I have seen this memory issues on another forum with the TRX40 boards from Asrock. I believe they might have a design problem or a nasty BIOS bug.

I remember from my tests (wich I did for about a month everyday before giving up and purchasing a Gigabyte TRX40 Aorus Master). That the board worked ramdomly sometimes rebooting into BIOS and reloading defaults worked fine for the day. But next day the "BIOS charge capacitor" was depleated and the issue reappered.

I also tried a lot of DIMM combinations. And they semed to work for a period and then started failing again. When the quarantine was lifted on my sector I went to the dealer and he said that I must comform to the QVL. Well, I explained him that I have sets from Crucial, HyperX and Corsair (I bough memory two times also suspecting there was a memory defect) and all had the same problem. So, he kept the mobo and CPU for a three day testing and confirmed with his own lab memory that was the motherboard after all. He tried my CPU with a new Gigabyte TRX40 Aorus Pro Wifi that he had in stock and the issues went away. He finally ended exchanging me the Asrock for the Pro Wifi. Since I had already purchased a new more advanced model board online, the exchanged one ended sitting on my home storage and planning to sell it online. 

The lesson I learned on this issue is that no matter what combination or test you perform. The board fails ramdomly at different times with sometimes different BSOD error messages.

I also believe that Asrock knows about this problem because my board got a little physical damage due to all the assembly/disassemby tests that I did, and they agreed to RMA it anyway to the local dealer after he told them what the issue was (he also sent them pictures of the damage). My local dealer was very open and understood that the damage was a consequence of the board random failing and I thank him for that.

So, if you have the chance, just return your Asrock and buy a board form another brand (Asus, MSI or Gigabyte). You will save a lot of time and headaches.

0 Likes
drdocumentum
Adept I

Re: Bad memory channel - how to test if mobo or CPU IMC (TR 3960x)?

One more thing I forgot to mention: Memory voltage. My memory requires 1.35 volt to reach the rated 3200Mhz. After setting the correct value and rebooting on the Asrock, going to the system monitor section on BIOS you can see that voltage was reported as 1.376 V and also the value was not stable, sometimes It changed to 1.365. I tried lowering the value to match to 1.35 and it was impossible. I did show that to the dealer as an argument against the board quality and he agreed that it was not normal after comparing the voltages on the Gigabyte that on a 1.35 setting the monitor reported 1.356V. I also found online pictures of the same issue for the Asrock. due that I suspect that the memory voltage regulation subsystem on the Asrock might be flawed by design.

0 Likes
misterj
Exemplar

Re: Bad memory channel - how to test if mobo or CPU IMC (TR 3960x)?

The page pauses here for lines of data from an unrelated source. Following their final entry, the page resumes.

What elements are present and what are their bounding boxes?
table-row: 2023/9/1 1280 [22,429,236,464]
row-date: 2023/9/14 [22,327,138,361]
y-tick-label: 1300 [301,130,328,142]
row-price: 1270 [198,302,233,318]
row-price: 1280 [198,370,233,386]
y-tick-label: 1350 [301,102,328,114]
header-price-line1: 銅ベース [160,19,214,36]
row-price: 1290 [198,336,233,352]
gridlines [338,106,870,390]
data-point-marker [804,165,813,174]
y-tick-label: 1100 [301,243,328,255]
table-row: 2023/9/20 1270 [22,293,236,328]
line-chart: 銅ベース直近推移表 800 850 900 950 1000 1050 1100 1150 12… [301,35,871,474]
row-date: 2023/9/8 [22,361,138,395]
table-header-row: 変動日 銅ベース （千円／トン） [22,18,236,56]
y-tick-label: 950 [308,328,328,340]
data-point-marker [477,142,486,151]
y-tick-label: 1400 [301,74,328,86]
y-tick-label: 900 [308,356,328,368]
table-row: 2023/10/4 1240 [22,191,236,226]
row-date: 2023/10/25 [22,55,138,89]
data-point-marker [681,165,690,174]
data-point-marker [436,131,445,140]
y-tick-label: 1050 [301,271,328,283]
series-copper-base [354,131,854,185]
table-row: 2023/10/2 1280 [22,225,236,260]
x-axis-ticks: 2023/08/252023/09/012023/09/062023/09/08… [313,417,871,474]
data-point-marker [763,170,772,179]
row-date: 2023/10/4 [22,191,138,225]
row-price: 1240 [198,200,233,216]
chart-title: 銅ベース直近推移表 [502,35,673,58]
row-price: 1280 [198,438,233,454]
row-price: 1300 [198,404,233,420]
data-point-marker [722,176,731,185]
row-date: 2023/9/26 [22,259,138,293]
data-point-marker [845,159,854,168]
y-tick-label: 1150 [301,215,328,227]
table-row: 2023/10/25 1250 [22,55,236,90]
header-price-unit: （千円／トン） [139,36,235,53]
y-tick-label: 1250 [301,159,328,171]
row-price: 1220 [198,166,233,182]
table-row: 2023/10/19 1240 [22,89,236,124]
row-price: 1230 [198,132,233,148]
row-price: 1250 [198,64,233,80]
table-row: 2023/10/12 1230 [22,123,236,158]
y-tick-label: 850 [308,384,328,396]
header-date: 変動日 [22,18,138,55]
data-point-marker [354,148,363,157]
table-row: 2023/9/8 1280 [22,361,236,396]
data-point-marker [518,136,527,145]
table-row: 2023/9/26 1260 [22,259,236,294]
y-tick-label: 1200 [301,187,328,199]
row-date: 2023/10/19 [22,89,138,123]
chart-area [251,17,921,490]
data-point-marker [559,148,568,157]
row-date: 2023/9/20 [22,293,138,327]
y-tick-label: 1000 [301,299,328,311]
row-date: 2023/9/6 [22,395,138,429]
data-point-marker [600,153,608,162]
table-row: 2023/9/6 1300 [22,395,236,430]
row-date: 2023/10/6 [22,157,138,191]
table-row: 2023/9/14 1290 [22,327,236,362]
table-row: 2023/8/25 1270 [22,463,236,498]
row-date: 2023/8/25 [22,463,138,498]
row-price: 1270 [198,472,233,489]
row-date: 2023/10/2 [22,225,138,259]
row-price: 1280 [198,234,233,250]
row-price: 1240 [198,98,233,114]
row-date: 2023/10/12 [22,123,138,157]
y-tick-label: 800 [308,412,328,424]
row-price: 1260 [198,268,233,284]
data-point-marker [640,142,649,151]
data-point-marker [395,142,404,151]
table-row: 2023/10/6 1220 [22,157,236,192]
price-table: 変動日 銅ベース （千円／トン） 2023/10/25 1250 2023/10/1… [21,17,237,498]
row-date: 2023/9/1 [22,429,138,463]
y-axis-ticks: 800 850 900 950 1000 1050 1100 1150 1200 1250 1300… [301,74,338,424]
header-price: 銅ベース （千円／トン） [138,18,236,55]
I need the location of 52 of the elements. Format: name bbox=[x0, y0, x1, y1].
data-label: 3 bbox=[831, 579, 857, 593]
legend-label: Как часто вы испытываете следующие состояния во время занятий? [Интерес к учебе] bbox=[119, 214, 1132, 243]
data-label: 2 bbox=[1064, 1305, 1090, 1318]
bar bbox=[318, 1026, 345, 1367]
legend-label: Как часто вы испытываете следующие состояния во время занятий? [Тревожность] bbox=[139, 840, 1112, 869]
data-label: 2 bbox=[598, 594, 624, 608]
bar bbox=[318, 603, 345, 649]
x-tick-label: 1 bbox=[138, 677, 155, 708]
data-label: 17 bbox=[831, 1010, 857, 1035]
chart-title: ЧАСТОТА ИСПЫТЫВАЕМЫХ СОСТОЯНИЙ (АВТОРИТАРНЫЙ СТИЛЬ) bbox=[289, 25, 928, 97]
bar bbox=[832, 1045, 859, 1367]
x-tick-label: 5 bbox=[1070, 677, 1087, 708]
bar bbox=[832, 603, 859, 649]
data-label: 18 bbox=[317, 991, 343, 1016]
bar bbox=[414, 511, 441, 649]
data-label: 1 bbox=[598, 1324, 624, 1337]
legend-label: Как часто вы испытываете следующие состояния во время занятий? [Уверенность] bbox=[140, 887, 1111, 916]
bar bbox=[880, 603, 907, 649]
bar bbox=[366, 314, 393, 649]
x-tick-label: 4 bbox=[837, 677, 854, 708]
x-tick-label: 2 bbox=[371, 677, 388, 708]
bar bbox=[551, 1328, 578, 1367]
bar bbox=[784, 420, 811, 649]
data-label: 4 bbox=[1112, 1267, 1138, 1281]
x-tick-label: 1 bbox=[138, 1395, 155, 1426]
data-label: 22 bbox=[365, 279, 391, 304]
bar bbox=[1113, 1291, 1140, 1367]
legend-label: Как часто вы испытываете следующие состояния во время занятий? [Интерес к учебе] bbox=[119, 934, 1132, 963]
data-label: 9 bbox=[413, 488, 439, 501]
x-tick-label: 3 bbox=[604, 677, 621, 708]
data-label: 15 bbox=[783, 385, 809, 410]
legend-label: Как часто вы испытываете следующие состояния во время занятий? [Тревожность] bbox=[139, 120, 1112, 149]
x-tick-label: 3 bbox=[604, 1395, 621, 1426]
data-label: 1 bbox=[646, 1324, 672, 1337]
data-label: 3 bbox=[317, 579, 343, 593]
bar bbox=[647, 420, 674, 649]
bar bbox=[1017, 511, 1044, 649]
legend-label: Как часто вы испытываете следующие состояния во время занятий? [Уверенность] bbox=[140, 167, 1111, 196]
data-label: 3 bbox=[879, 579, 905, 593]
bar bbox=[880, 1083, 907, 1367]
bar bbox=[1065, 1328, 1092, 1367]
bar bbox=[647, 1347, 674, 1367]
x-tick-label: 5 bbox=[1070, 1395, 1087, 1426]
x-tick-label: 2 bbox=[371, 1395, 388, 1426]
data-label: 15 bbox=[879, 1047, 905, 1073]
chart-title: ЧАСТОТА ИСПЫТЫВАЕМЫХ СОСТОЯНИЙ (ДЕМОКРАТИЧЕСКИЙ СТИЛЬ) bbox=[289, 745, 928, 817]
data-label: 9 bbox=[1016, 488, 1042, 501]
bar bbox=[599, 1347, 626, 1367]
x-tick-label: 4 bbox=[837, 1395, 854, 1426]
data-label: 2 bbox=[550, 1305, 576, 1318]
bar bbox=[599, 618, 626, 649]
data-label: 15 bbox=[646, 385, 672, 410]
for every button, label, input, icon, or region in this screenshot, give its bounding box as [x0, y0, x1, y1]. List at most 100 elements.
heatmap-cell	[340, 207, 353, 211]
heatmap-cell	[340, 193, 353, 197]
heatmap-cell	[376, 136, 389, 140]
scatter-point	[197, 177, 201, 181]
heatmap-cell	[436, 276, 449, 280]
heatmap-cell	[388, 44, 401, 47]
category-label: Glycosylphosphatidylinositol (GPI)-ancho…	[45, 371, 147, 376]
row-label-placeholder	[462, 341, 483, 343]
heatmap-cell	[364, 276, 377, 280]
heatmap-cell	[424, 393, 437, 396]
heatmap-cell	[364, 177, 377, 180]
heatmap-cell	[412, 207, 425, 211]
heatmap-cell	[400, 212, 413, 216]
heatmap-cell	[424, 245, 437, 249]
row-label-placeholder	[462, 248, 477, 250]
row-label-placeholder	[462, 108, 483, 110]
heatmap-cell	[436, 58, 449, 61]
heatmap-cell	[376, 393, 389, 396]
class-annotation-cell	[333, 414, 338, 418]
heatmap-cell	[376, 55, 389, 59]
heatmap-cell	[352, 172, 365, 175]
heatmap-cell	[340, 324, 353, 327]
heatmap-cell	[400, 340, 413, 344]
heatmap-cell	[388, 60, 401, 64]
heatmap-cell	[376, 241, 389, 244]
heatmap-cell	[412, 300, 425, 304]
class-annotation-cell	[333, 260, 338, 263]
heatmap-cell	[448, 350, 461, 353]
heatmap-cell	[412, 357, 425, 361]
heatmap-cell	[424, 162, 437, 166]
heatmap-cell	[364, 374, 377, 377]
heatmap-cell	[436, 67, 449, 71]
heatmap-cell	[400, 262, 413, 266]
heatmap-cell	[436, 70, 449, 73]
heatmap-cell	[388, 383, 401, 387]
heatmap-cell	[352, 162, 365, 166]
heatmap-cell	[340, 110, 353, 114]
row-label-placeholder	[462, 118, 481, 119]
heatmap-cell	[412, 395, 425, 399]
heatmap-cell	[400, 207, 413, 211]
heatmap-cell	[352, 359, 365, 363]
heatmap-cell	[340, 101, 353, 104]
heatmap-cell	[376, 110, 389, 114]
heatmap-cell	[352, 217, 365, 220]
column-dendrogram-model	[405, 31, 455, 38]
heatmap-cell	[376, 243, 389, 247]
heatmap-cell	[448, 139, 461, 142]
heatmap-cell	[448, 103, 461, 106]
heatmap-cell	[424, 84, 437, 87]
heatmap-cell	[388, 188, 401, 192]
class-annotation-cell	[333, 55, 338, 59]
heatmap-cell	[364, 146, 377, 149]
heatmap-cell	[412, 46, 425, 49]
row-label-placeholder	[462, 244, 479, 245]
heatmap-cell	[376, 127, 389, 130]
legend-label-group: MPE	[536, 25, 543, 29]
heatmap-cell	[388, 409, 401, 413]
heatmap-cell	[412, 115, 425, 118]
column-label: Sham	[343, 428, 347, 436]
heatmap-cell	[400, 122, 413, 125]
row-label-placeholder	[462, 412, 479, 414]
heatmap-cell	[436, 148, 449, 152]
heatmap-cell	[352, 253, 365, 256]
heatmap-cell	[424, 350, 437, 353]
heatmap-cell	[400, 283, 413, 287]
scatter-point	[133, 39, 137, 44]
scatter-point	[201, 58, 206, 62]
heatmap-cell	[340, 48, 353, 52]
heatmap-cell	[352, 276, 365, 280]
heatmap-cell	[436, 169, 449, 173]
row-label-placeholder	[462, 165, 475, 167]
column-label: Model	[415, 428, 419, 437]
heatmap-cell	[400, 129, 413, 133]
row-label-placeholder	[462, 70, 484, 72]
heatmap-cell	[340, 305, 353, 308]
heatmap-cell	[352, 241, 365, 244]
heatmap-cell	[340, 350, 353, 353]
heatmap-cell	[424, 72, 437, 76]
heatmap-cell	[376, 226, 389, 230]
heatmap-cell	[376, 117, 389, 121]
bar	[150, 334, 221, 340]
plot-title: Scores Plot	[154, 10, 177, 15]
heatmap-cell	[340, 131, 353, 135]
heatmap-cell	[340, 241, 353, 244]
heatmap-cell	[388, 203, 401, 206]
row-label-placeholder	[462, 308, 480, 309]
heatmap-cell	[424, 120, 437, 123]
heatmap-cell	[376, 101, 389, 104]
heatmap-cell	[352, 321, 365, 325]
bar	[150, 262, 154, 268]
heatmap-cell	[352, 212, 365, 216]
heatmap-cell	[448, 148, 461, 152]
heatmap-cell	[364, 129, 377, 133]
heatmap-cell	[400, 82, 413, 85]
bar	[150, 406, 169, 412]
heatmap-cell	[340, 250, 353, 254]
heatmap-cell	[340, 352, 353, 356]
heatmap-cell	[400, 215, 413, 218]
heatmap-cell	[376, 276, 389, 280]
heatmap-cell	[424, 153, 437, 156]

drdocumentum, I do not know what MBs or processors you are/have been running, but in my case this is a Processor problem.  I have seen it on MSI (2990WX) and Gigabyte (3970X) but not on my ASRock (1950X).  I strongly believe, with the OP, this is a memory controller problem.  I suspect if you depopulate the offending channel, your system will run OK, just with a slower memory bandwidth.  Enjoy, John.

0 Likes
drdocumentum
Adept I

Re: Bad memory channel - how to test if mobo or CPU IMC (TR 3960x)?

So you haven't read my posts. I have a 3960x. The CPU is working fine on gigabyte TRX40 Pro Wifi and Aourus Master (I have both boards) but fails on the Asrock TRX40. Dealer confimed it was a board problem as he tested both on their lab.

0 Likes
misterj
Exemplar

Re: Bad memory channel - how to test if mobo or CPU IMC (TR 3960x)?

Thanks, drdocumentum.  I hope your system continues to run well.   My current MB is Gigabyte TRX40 DESIGNARE and runs fine on triple channel setup with NUMA enabled.  Enjoy, John.

0 Likes